Я что-то промычал, в том смысле, что, мол, чего ж тут особенно странного, хотя, признаться, плохо представлял себе того Луку, который дал своему сыну имя Альфред. Новому моему знакомому было лет около сорока.
— Нас много, — сказал он.
— Кого «вас»?
— Эдвардов Степановичей. Вильямов Матвеевичей. Аркадиев Фомичей. Мы продукт эпохи.
Альфред Лукич водил меня из каюты в каюту, вызнавая их номера из своей записной книжки. При том количестве туристов, которое будет здесь дня через три, свободными оставались кают пять, не больше. Я хотел остановиться на первой же, Альфред Лукич обязал меня не спешить.
— Осмотрим все, — сказал он. — Вдруг что-то вам понравится больше.
В затянутом ковром коридоре нам попалась навстречу старушка в серых тугих кудряшках.
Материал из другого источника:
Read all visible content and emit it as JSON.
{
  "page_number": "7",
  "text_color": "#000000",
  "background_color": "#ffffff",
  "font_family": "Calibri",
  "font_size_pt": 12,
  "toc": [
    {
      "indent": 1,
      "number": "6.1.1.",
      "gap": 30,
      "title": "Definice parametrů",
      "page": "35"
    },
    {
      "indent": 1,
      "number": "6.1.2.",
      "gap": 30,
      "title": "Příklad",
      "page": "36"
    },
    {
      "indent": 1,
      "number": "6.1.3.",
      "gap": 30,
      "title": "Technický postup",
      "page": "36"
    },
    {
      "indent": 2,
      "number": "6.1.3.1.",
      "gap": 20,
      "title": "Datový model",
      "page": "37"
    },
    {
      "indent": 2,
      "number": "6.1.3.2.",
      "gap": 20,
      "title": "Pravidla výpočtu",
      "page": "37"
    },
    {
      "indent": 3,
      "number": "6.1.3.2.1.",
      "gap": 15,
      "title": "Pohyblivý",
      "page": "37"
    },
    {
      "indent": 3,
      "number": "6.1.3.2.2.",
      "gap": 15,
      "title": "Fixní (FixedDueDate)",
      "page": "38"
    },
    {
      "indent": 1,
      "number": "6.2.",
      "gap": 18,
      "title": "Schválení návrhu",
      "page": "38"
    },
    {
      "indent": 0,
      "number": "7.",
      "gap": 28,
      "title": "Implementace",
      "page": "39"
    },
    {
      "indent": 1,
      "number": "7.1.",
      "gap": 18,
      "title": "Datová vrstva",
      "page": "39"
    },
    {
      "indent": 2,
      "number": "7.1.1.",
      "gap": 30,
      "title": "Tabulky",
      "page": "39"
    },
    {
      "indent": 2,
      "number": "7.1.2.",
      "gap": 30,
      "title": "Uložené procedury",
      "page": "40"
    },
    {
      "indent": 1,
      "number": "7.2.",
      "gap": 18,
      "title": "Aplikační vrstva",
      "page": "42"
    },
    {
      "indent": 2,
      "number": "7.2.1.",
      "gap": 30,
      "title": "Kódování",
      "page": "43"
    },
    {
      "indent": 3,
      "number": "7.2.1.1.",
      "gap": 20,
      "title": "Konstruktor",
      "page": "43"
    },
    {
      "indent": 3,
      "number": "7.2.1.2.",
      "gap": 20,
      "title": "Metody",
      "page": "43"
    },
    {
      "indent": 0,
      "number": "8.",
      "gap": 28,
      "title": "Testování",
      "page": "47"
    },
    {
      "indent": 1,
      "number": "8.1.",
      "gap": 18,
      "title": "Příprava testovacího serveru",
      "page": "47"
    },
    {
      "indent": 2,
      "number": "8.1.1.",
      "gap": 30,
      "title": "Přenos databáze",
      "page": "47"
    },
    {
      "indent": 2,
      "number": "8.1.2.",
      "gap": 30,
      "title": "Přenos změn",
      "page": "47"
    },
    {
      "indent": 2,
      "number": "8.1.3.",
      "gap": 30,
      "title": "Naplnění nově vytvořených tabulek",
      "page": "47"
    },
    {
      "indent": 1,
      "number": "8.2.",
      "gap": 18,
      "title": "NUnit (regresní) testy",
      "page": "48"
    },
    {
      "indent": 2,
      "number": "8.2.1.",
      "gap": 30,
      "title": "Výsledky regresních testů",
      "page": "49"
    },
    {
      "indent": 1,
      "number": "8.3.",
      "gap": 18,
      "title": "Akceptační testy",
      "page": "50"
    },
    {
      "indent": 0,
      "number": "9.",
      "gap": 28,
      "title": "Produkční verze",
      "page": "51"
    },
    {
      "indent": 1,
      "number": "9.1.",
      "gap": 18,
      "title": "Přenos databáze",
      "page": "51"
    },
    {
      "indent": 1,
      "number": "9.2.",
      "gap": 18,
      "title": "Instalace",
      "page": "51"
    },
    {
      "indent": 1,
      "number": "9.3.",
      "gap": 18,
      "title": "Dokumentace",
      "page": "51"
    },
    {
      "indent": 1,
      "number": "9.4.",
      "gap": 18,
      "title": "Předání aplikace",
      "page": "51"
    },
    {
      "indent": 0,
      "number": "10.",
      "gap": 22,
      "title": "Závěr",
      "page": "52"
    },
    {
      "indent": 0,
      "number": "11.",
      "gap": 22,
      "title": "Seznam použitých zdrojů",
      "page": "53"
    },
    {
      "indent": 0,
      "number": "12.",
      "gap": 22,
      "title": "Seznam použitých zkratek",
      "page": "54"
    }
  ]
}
Увидев Альфреда Лукича, она кинулась к нему с радостными воплями и минуты две оживленно трещала. Альфред Лукич слушал старушку, ни разу не улыбнувшись, отвечал ей кратко, но как она после этого хохотала! Как ласково опиралась ему на руку! Как счастливо махала ему вслед!
— Полное ощущение, что она встретила старого знакомого, — сказал я, когда мы двинулись дальше.
— Еще бы. Грымза плывет на «Грибоедове» восьмой раз.
— Что же вы ей такого веселого сказали?
— Она спросила, будет ли в этом рейсе судовой праздник под названием «Выборы мисс Александр Грибоедофф».
Бедная Нина Чавчавадзе, подумал я.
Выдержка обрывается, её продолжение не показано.